The report urges immediate action to curb the destruction by farmers and loggers of forests in which primates dwell and end the trade in bushmeat and exotic medicines from animal parts.

"If we do nothing . . . as many as one-quarter of all today's primates will be dead within 20 years," it says.

Primates are "relentlessly hunted for their meat and fur, bodies broken for dubious medicines, shot for stealing crops in fields which were once their home".

Of the four global regions inhabited by primates, their situation is worst in Madagascar.

There, loss of habitat to traditional slash-and-burn agriculture has left some lemur species, such as Perrier's sifaka, stranded in tiny areas of forest.

More than half of Madagascar's lemurs are on the verge of extinction.

The golden-headed langur of Vietnam and China's Hainan gibbon are down to a few dozen.

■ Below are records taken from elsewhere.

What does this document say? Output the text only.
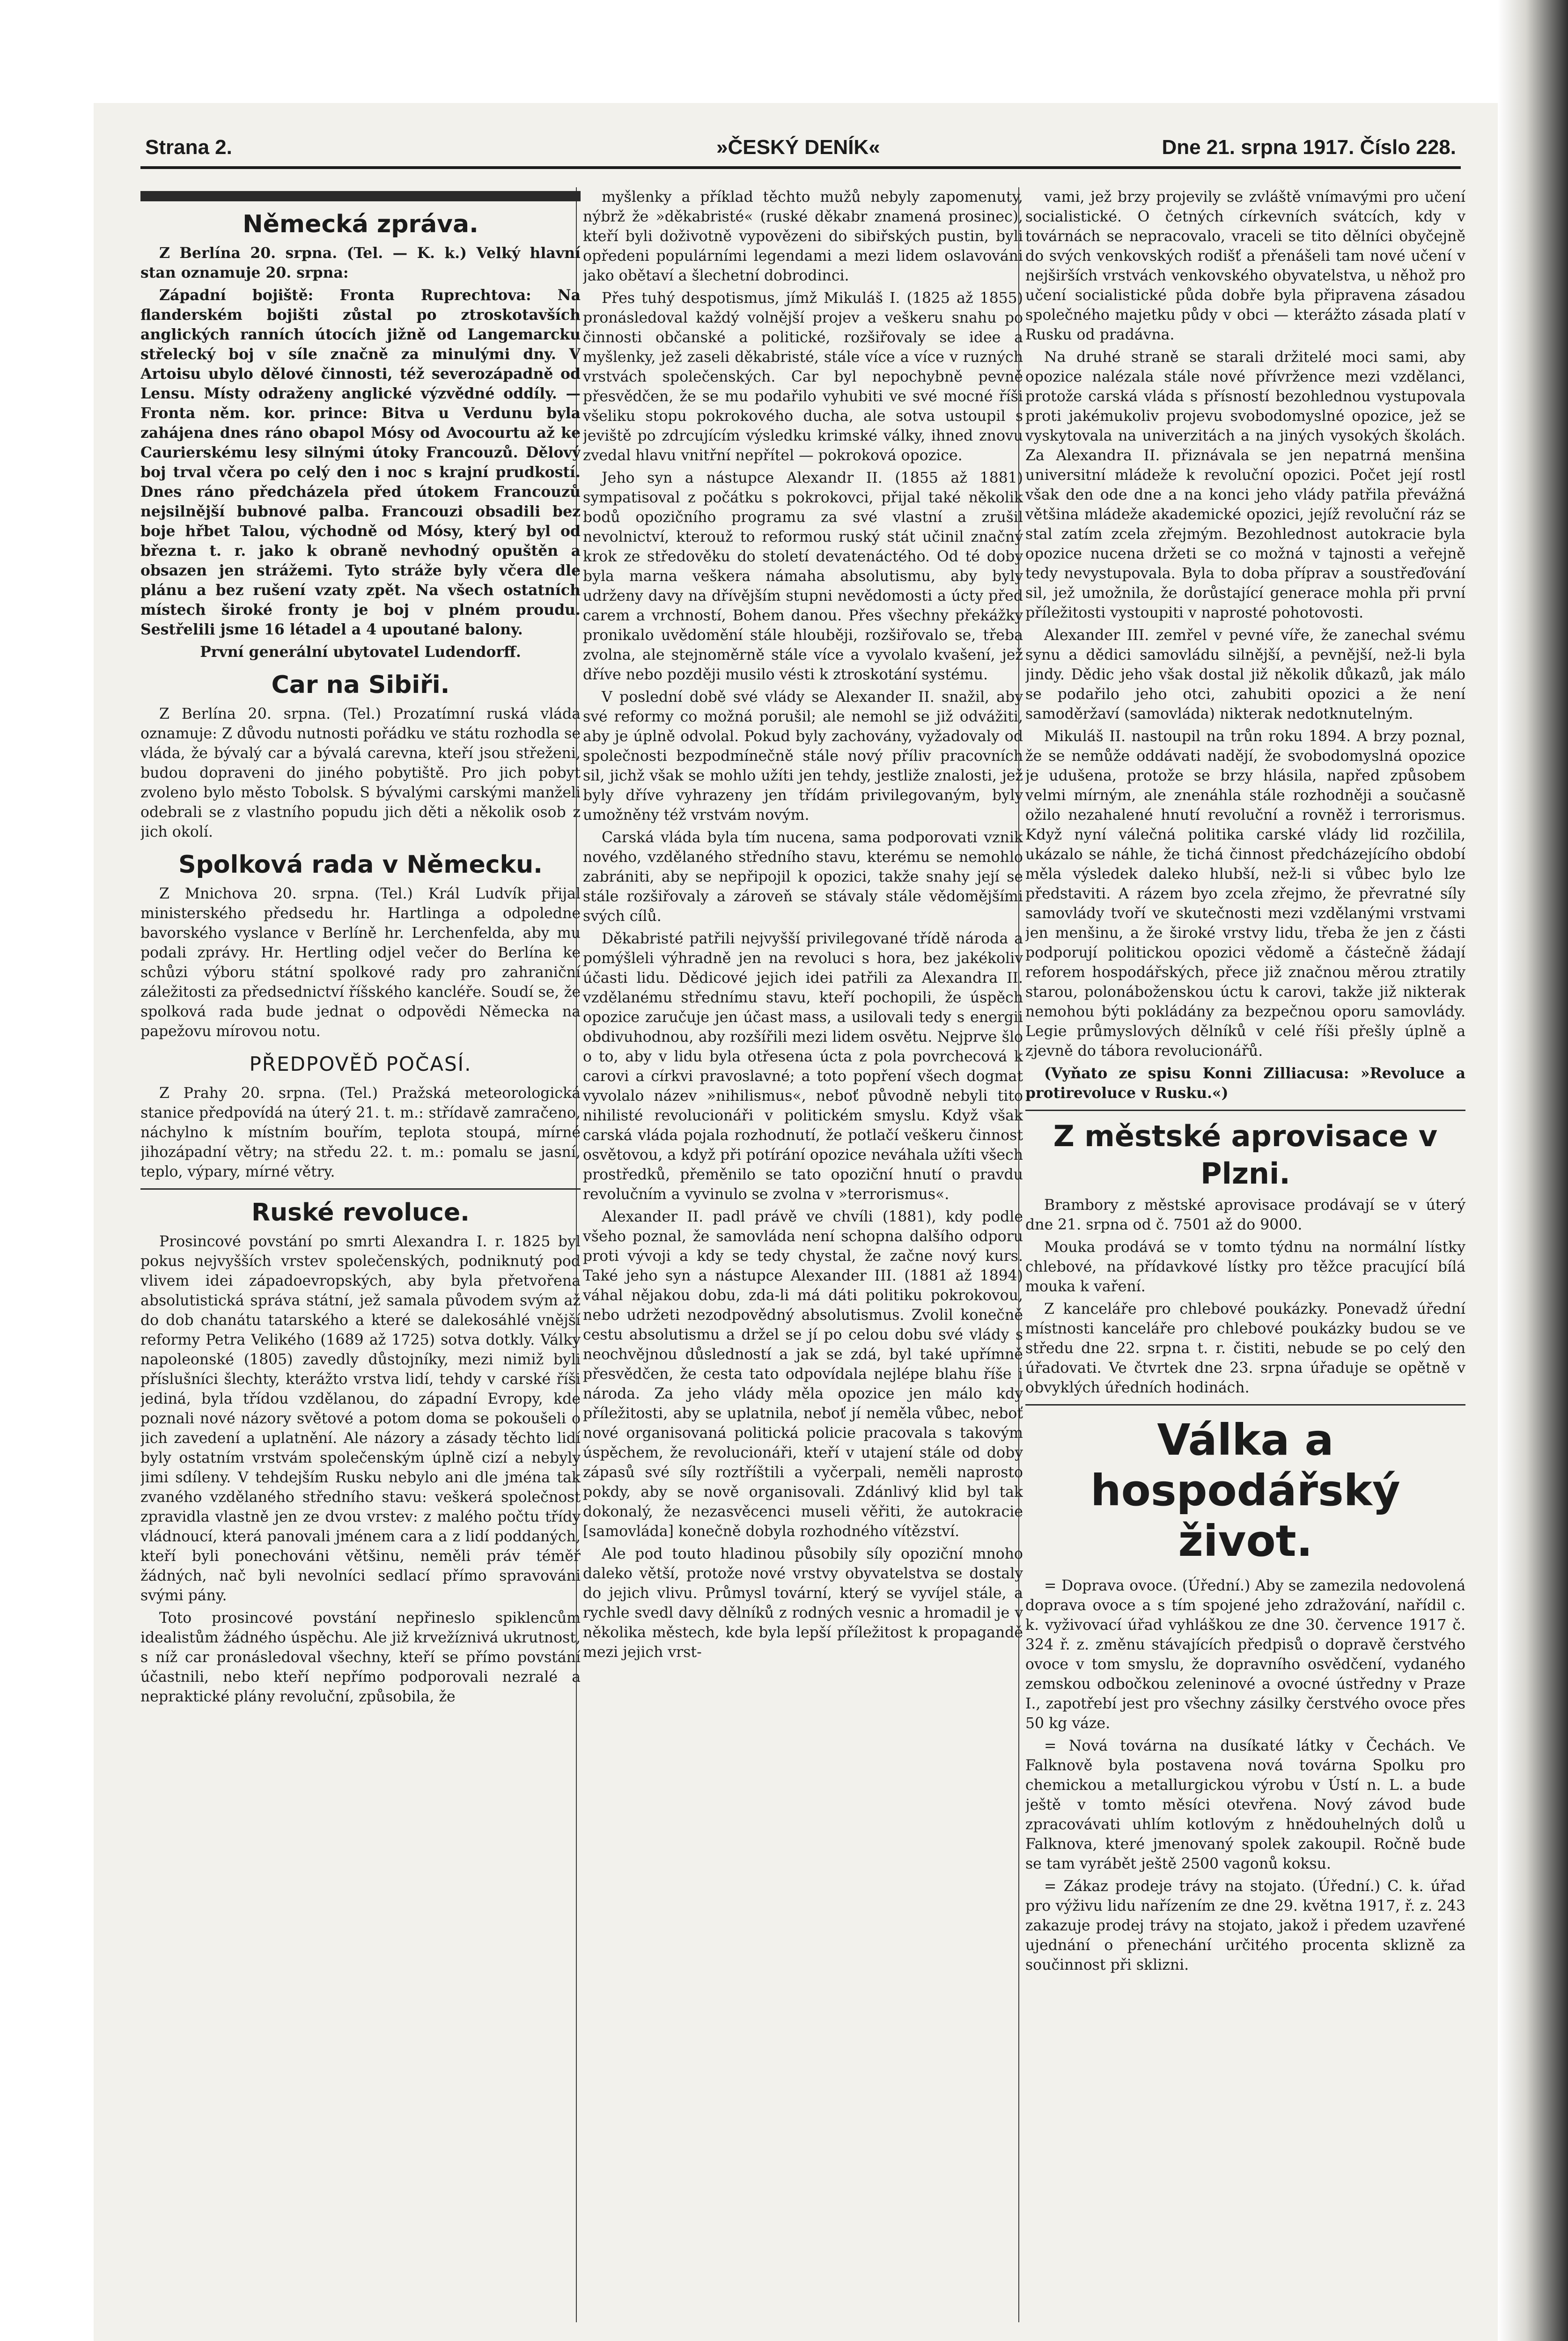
Strana 2.	»ČESKÝ DENÍK«	Dne 21. srpna 1917. Číslo 228.
Německá zpráva.

Z Berlína 20. srpna. (Tel. — K. k.) Velký hlavní stan oznamuje 20. srpna:

Západní bojiště: Fronta Ruprechtova: Na flanderském bojišti zůstal po ztroskotavších anglických ranních útocích jižně od Langemarcku střelecký boj v síle značně za minulými dny. V Artoisu ubylo dělové činnosti, též severozápadně od Lensu. Místy odraženy anglické výzvědné oddíly. — Fronta něm. kor. prince: Bitva u Verdunu byla zahájena dnes ráno obapol Mósy od Avocourtu až ke Caurierskému lesy silnými útoky Francouzů. Dělový boj trval včera po celý den i noc s krajní prudkostí. Dnes ráno předcházela před útokem Francouzů nejsilnější bubnové palba. Francouzi obsadili bez boje hřbet Talou, východně od Mósy, který byl od března t. r. jako k obraně nevhodný opuštěn a obsazen jen strážemi. Tyto stráže byly včera dle plánu a bez rušení vzaty zpět. Na všech ostatních místech široké fronty je boj v plném proudu. Sestřelili jsme 16 létadel a 4 upoutané balony.

První generální ubytovatel Ludendorff.

Car na Sibiři.

Z Berlína 20. srpna. (Tel.) Prozatímní ruská vláda oznamuje: Z důvodu nutnosti pořádku ve státu rozhodla se vláda, že bývalý car a bývalá carevna, kteří jsou střeženi, budou dopraveni do jiného pobytiště. Pro jich pobyt zvoleno bylo město Tobolsk. S bývalými carskými manželi odebrali se z vlastního popudu jich děti a několik osob z jich okolí.

Spolková rada v Německu.

Z Mnichova 20. srpna. (Tel.) Král Ludvík přijal ministerského předsedu hr. Hartlinga a odpoledne bavorského vyslance v Berlíně hr. Lerchenfelda, aby mu podali zprávy. Hr. Hertling odjel večer do Berlína ke schůzi výboru státní spolkové rady pro zahraniční záležitosti za předsednictví říšského kancléře. Soudí se, že spolková rada bude jednat o odpovědi Německa na papežovu mírovou notu.

PŘEDPOVĚĎ POČASÍ.

Z Prahy 20. srpna. (Tel.) Pražská meteorologická stanice předpovídá na úterý 21. t. m.: střídavě zamračeno, náchylno k místním bouřím, teplota stoupá, mírné jihozápadní větry; na středu 22. t. m.: pomalu se jasní, teplo, výpary, mírné větry.

Ruské revoluce.

Prosincové povstání po smrti Alexandra I. r. 1825 byl pokus nejvyšších vrstev společenských, podniknutý pod vlivem idei západoevropských, aby byla přetvořena absolutistická správa státní, jež samala původem svým až do dob chanátu tatarského a které se dalekosáhlé vnější reformy Petra Velikého (1689 až 1725) sotva dotkly. Války napoleonské (1805) zavedly důstojníky, mezi nimiž byli příslušníci šlechty, kterážto vrstva lidí, tehdy v carské říši jediná, byla třídou vzdělanou, do západní Evropy, kde poznali nové názory světové a potom doma se pokoušeli o jich zavedení a uplatnění. Ale názory a zásady těchto lidí byly ostatním vrstvám společenským úplně cizí a nebyly jimi sdíleny. V tehdejším Rusku nebylo ani dle jména tak zvaného vzdělaného středního stavu: veškerá společnost zpravidla vlastně jen ze dvou vrstev: z malého počtu třídy vládnoucí, která panovali jménem cara a z lidí poddaných, kteří byli ponechováni většinu, neměli práv téměř žádných, nač byli nevolníci sedlací přímo spravováni svými pány.

Toto prosincové povstání nepřineslo spiklencům idealistům žádného úspěchu. Ale již krvežíznivá ukrutnost, s níž car pronásledoval všechny, kteří se přímo povstání účastnili, nebo kteří nepřímo podporovali nezralé a nepraktické plány revoluční, způsobila, že

myšlenky a příklad těchto mužů nebyly zapomenuty, nýbrž že »děkabristé« (ruské děkabr znamená prosinec), kteří byli doživotně vypovězeni do sibiřských pustin, byli opředeni populárními legendami a mezi lidem oslavováni jako obětaví a šlechetní dobrodinci.

Přes tuhý despotismus, jímž Mikuláš I. (1825 až 1855) pronásledoval každý volnější projev a veškeru snahu po činnosti občanské a politické, rozšiřovaly se idee a myšlenky, jež zaseli děkabristé, stále více a více v ruzných vrstvách společenských. Car byl nepochybně pevně přesvědčen, že se mu podařilo vyhubiti ve své mocné říši všeliku stopu pokrokového ducha, ale sotva ustoupil s jeviště po zdrcujícím výsledku krimské války, ihned znovu zvedal hlavu vnitřní nepřítel — pokroková opozice.

Jeho syn a nástupce Alexandr II. (1855 až 1881) sympatisoval z počátku s pokrokovci, přijal také několik bodů opozičního programu za své vlastní a zrušil nevolnictví, kterouž to reformou ruský stát učinil značný krok ze středověku do století devatenáctého. Od té doby byla marna veškera námaha absolutismu, aby byly udrženy davy na dřívějším stupni nevědomosti a úcty před carem a vrchností, Bohem danou. Přes všechny překážky pronikalo uvědomění stále hlouběji, rozšiřovalo se, třeba zvolna, ale stejnoměrně stále více a vyvolalo kvašení, jež dříve nebo později musilo vésti k ztroskotání systému.

V poslední době své vlády se Alexander II. snažil, aby své reformy co možná porušil; ale nemohl se již odvážiti, aby je úplně odvolal. Pokud byly zachovány, vyžadovaly od společnosti bezpodmínečně stále nový příliv pracovních sil, jichž však se mohlo užíti jen tehdy, jestliže znalosti, jež byly dříve vyhrazeny jen třídám privilegovaným, byly umožněny též vrstvám novým.

Carská vláda byla tím nucena, sama podporovati vznik nového, vzdělaného středního stavu, kterému se nemohlo zabrániti, aby se nepřipojil k opozici, takže snahy její se stále rozšiřovaly a zároveň se stávaly stále vědomějšími svých cílů.

Děkabristé patřili nejvyšší privilegované třídě národa a pomýšleli výhradně jen na revoluci s hora, bez jakékoliv účasti lidu. Dědicové jejich idei patřili za Alexandra II. vzdělanému střednímu stavu, kteří pochopili, že úspěch opozice zaručuje jen účast mass, a usilovali tedy s energii obdivuhodnou, aby rozšířili mezi lidem osvětu. Nejprve šlo o to, aby v lidu byla otřesena úcta z pola povrchecová k carovi a církvi pravoslavné; a toto popření všech dogmat vyvolalo název »nihilismus«, neboť původně nebyli tito nihilisté revolucionáři v politickém smyslu. Když však carská vláda pojala rozhodnutí, že potlačí veškeru činnost osvětovou, a když při potírání opozice neváhala užíti všech prostředků, přeměnilo se tato opoziční hnutí o pravdu revolučním a vyvinulo se zvolna v »terrorismus«.

Alexander II. padl právě ve chvíli (1881), kdy podle všeho poznal, že samovláda není schopna dalšího odporu proti vývoji a kdy se tedy chystal, že začne nový kurs. Také jeho syn a nástupce Alexander III. (1881 až 1894) váhal nějakou dobu, zda-li má dáti politiku pokrokovou, nebo udržeti nezodpovědný absolutismus. Zvolil konečně cestu absolutismu a držel se jí po celou dobu své vlády s neochvějnou důsledností a jak se zdá, byl také upřímně přesvědčen, že cesta tato odpovídala nejlépe blahu říše i národa. Za jeho vlády měla opozice jen málo kdy příležitosti, aby se uplatnila, neboť jí neměla vůbec, neboť nové organisovaná politická policie pracovala s takovým úspěchem, že revolucionáři, kteří v utajení stále od doby zápasů své síly roztříštili a vyčerpali, neměli naprosto pokdy, aby se nově organisovali. Zdánlivý klid byl tak dokonalý, že nezasvěcenci museli věřiti, že autokracie [samovláda] konečně dobyla rozhodného vítězství.

Ale pod touto hladinou působily síly opoziční mnoho daleko větší, protože nové vrstvy obyvatelstva se dostaly do jejich vlivu. Průmysl tovární, který se vyvíjel stále, a rychle svedl davy dělníků z rodných vesnic a hromadil je v několika městech, kde byla lepší příležitost k propagandě mezi jejich vrst-

vami, jež brzy projevily se zvláště vnímavými pro učení socialistické. O četných církevních svátcích, kdy v továrnách se nepracovalo, vraceli se tito dělníci obyčejně do svých venkovských rodišť a přenášeli tam nové učení v nejširších vrstvách venkovského obyvatelstva, u něhož pro učení socialistické půda dobře byla připravena zásadou společného majetku půdy v obci — kterážto zásada platí v Rusku od pradávna.

Na druhé straně se starali držitelé moci sami, aby opozice nalézala stále nové přívržence mezi vzdělanci, protože carská vláda s přísností bezohlednou vystupovala proti jakémukoliv projevu svobodomyslné opozice, jež se vyskytovala na univerzitách a na jiných vysokých školách. Za Alexandra II. přiznávala se jen nepatrná menšina universitní mládeže k revoluční opozici. Počet její rostl však den ode dne a na konci jeho vlády patřila převážná většina mládeže akademické opozici, jejíž revoluční ráz se stal zatím zcela zřejmým. Bezohlednost autokracie byla opozice nucena držeti se co možná v tajnosti a veřejně tedy nevystupovala. Byla to doba příprav a soustřeďování sil, jež umožnila, že dorůstající generace mohla při první příležitosti vystoupiti v naprosté pohotovosti.

Alexander III. zemřel v pevné víře, že zanechal svému synu a dědici samovládu silnější, a pevnější, než-li byla jindy. Dědic jeho však dostal již několik důkazů, jak málo se podařilo jeho otci, zahubiti opozici a že není samoděržaví (samovláda) nikterak nedotknutelným.

Mikuláš II. nastoupil na trůn roku 1894. A brzy poznal, že se nemůže oddávati nadějí, že svobodomyslná opozice je udušena, protože se brzy hlásila, napřed způsobem velmi mírným, ale znenáhla stále rozhodněji a současně ožilo nezahalené hnutí revoluční a rovněž i terrorismus. Když nyní válečná politika carské vlády lid rozčilila, ukázalo se náhle, že tichá činnost předcházejícího období měla výsledek daleko hlubší, než-li si vůbec bylo lze představiti. A rázem byo zcela zřejmo, že převratné síly samovlády tvoří ve skutečnosti mezi vzdělanými vrstvami jen menšinu, a že široké vrstvy lidu, třeba že jen z části podporují politickou opozici vědomě a částečně žádají reforem hospodářských, přece již značnou měrou ztratily starou, polonáboženskou úctu k carovi, takže již nikterak nemohou býti pokládány za bezpečnou oporu samovlády. Legie průmyslových dělníků v celé říši přešly úplně a zjevně do tábora revolucionářů.

(Vyňato ze spisu Konni Zilliacusa: »Revoluce a protirevoluce v Rusku.«)

Z městské aprovisace v Plzni.

Brambory z městské aprovisace prodávají se v úterý dne 21. srpna od č. 7501 až do 9000.

Mouka prodává se v tomto týdnu na normální lístky chlebové, na přídavkové lístky pro těžce pracující bílá mouka k vaření.

Z kanceláře pro chlebové poukázky. Ponevadž úřední místnosti kanceláře pro chlebové poukázky budou se ve středu dne 22. srpna t. r. čistiti, nebude se po celý den úřadovati. Ve čtvrtek dne 23. srpna úřaduje se opětně v obvyklých úředních hodinách.

Válka a hospodářský život.

= Doprava ovoce. (Úřední.) Aby se zamezila nedovolená doprava ovoce a s tím spojené jeho zdražování, nařídil c. k. vyživovací úřad vyhláškou ze dne 30. července 1917 č. 324 ř. z. změnu stávajících předpisů o dopravě čerstvého ovoce v tom smyslu, že dopravního osvědčení, vydaného zemskou odbočkou zeleninové a ovocné ústředny v Praze I., zapotřebí jest pro všechny zásilky čerstvého ovoce přes 50 kg váze.

= Nová továrna na dusíkaté látky v Čechách. Ve Falknově byla postavena nová továrna Spolku pro chemickou a metallurgickou výrobu v Ústí n. L. a bude ještě v tomto měsíci otevřena. Nový závod bude zpracovávati uhlím kotlovým z hnědouhelných dolů u Falknova, které jmenovaný spolek zakoupil. Ročně bude se tam vyrábět ještě 2500 vagonů koksu.

= Zákaz prodeje trávy na stojato. (Úřední.) C. k. úřad pro výživu lidu nařízením ze dne 29. května 1917, ř. z. 243 zakazuje prodej trávy na stojato, jakož i předem uzavřené ujednání o přenechání určitého procenta sklizně za součinnost při sklizni.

The Horton Plains slender loris of Sri Lanka has been spotted only four times since 1937.

Despite declining numbers, however, according to the report, no primate species went extinct in the last century.

"Amazingly, we've managed to get through the 20th century without any primate species going extinct," Mittermeier says.

"I'd like to think this is partly because of better conservation efforts."

Primates are eaten in west and central Africa, where they are a delicacy, while in parts of Asia their body parts are used as medicines.